深度可分离卷积-CSDN博客

原文：https://blog.csdn.net/makefish/article/details/88716534

下面这个文章介绍了深度可分离卷积是怎么做的：
https://towardsdatascience.com/a-basic-introduction-to-separable-convolutions-b99ec3102728
https://eli.thegreenplace.net/2018/depthwise-separable-convolutions-for-machine-learning/
本文的很多内容都是在这两个文章的基础上整理的。

卷积基础
描述一个二维矩阵，使用row col。三维的，使用channel row col。四维则多了一个参数：batch channel row col。batch channel row col的逻辑顺序则和数据格式有关，常见的有NHWC和NCHW：https://mp.weixin.qq.com/s/I4Q1Bv7yecqYXUra49o7tw?

2D卷积
2D卷积只有col row的概念。（略）

3D卷积和4D卷积
我们先看3D卷积。
假设过滤器窗口是3x3x3（其中一个3代表了in_depth）。有四个这样的窗口，用于提取同一个图片的四个属性(out_depth指定，对应输出Out channel 0…3)。那么，针对图片里面的某个Batch（譬如Batch 0），其处理流程如下：

真正的源码实现，i，j代表了输出的某个属性的任意位置的值。这个值，是窗口和输入卷积得来的。

参考的源代码（Copy 自引文）：

def conv2d_multi_channel(input, w):
    """Two-dimensional convolution with multiple channels.

    Uses SAME padding with 0s, a stride of 1 and no dilation.

    input: input array with shape (height, width, in_depth)
    w: filter array with shape (fd, fd, in_depth, out_depth) with odd fd.
       in_depth is the number of input channels, and has the be the same as
       input's in_depth; out_depth is the number of output channels.

    Returns a result with shape (height, width, out_depth).
    """
    assert w.shape[0] == w.shape[1] and w.shape[0] % 2 == 1

    padw = w.shape[0] // 2
    padded_input = np.pad(input,
                          pad_width=((padw, padw), (padw, padw), (0, 0)),
                          mode='constant',
                          constant_values=0)

    height, width, in_depth = input.shape
    assert in_depth == w.shape[2]
    out_depth = w.shape[3]
    output = np.zeros((height, width, out_depth))
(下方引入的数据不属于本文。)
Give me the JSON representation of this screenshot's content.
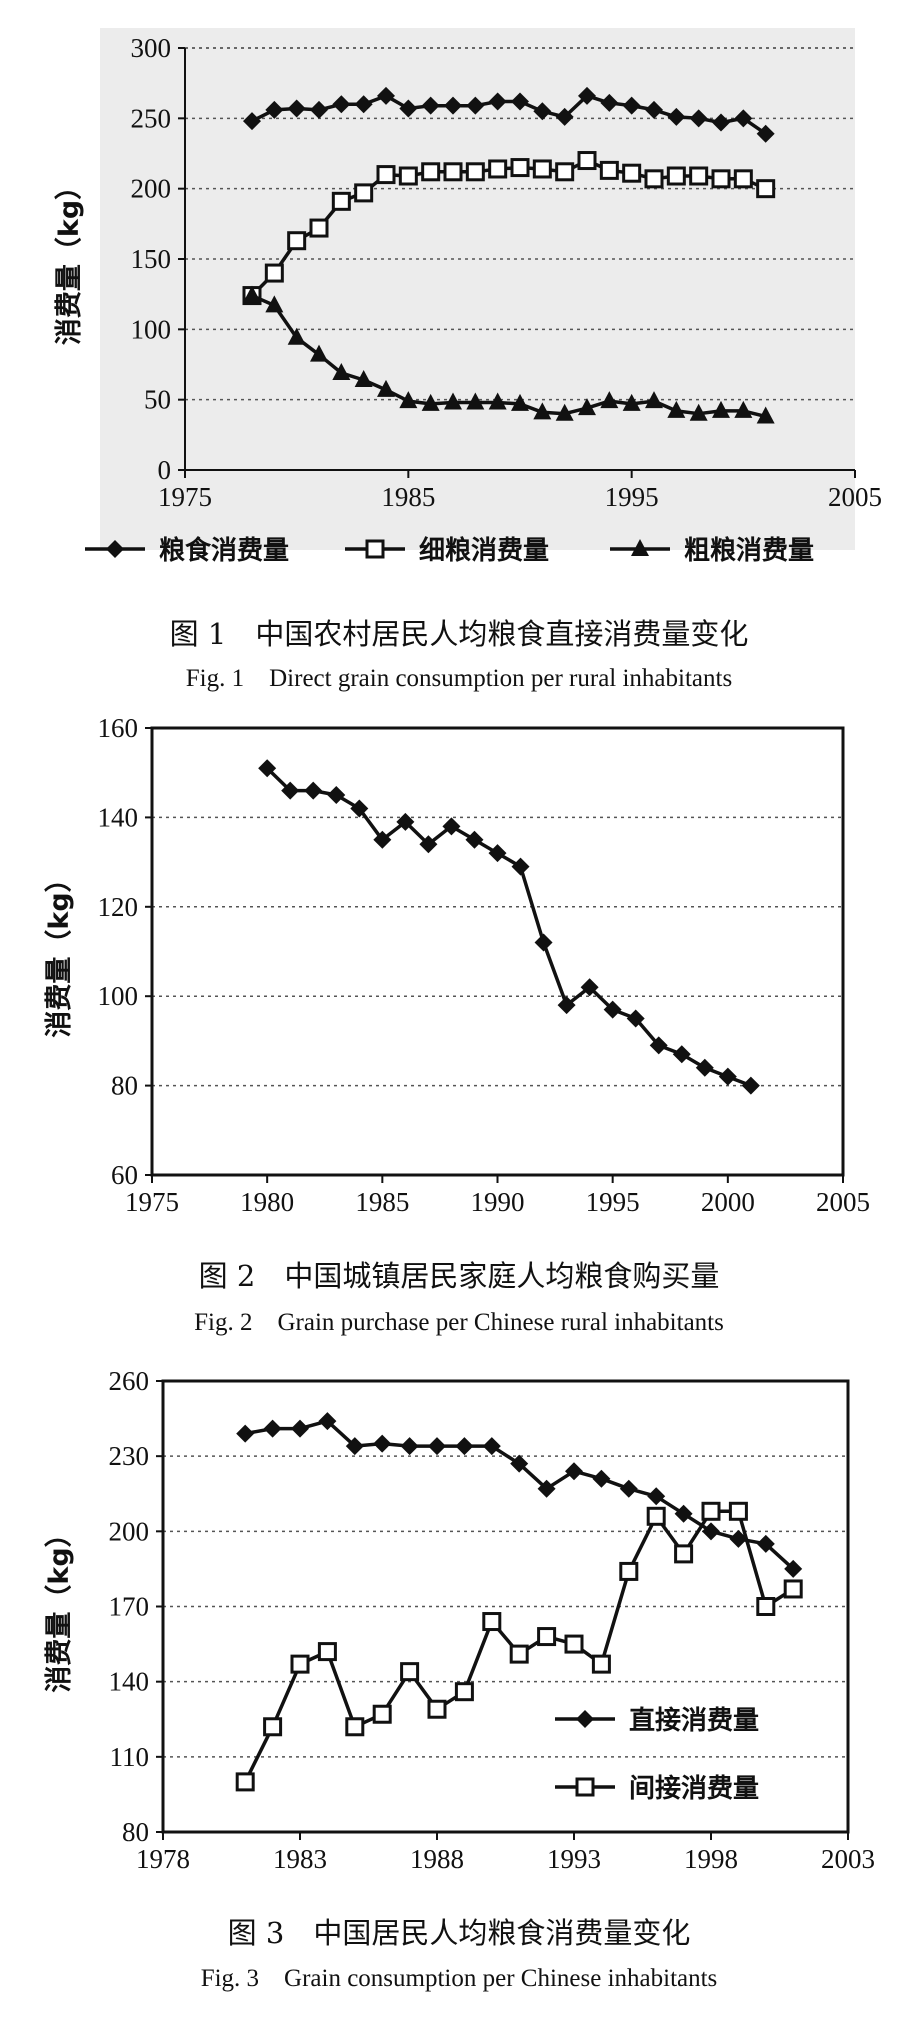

    for out_c in range(out_depth):
        # For each output channel, perform 2d convolution summed across all
        # input channels.
        for i in range(height):
            for j in range(width):
                # Now the inner loop also works across all input channels.
                for c in range(in_depth):
                    #下面这段应该封装为一个新的函数：用于求解输出的某个属性的卷积。
                    for fi in range(w.shape[0]):
                        for fj in range(w.shape[1]):
                            w_element = w[fi, fj, c, out_c]
                            output[i, j, out_c] += (
                                padded_input[i + fi, j + fj, c] * w_element)
    return output

所谓4D，就是对每个Batch重复上面的过程。

参考文献：
https://eli.thegreenplace.net/2018/depthwise-separable-convolutions-for-machine-learning/

正常卷积
原始图像是二维的，大小是12x12。由于是RGB格式的，所以有三个通道，这相当于是一个3维的图片。其输入图片格式是：12x12x3。滤波器窗口大小是5x5x3。这样的话，得到的输出图像大小是8x8x1（padding模式是valid）。

12x12x3 * 5x5x3 => 8x8x1